5. So, the Democrats need a strong victory early to stem the tide. The longer this goes on, the more political capital they’ll waste. We’ll see what the polls start telling us in a week or so (assuming that there is no early resolution), but I’d be surprised if Dems/Obama get a boost and not surprised if this starts costing them.

Share

Spirited Defence of the Filibuster

Here’s a spirited defence of the filibuster by a liberal commentator:

After all, [the majority party] won an election last November.

That is true.

But Wisconsin’s greatest governor, Robert M. La Follette, declared: “”We have long rested comfortably in this country upon the assumption that because our form of government was democratic, it was therefore automatically producing democratic results. Now, there is nothing mysteriously potent about the forms and names of democratic institutions that should make them self-operative. Tyranny and oppression are just as possible under democratic forms as under any other. We are slow to realize that democracy is a life; and involves continual struggle. It is only as those of every generation who love democracy resist with all their might the encroachments of its enemies that the ideals of representative government can even be nearly approximated.”

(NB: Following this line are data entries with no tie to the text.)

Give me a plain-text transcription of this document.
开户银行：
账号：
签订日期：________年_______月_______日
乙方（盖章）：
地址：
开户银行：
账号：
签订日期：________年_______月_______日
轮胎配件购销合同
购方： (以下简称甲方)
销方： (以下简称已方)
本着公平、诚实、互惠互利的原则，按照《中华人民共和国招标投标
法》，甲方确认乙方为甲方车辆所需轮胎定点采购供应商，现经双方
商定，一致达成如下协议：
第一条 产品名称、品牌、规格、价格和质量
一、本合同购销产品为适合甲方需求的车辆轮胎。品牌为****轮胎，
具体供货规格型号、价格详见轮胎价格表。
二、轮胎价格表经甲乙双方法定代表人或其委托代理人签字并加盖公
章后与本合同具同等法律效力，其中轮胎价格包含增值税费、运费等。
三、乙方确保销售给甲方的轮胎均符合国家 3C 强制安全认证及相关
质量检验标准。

La Follette’s point [...] is that democracy does not end on Election Day. That’s when it begins. Citizens do not elect officials to rule them from one election to the next. Citizens elect officials to represent them, to respond to the will of the people as it evolves.

Of course, he was talking about the Wisconsin fleeing Democrats, but it’s a pretty good defence of the Republican filibuster in the Senate.

I always thought we’d have to wait for 2012 and a Republican Senate majority for liberals to start waxing poetically about the rights of a minority to stop a majority from passing its extremist agenda. I was wrong.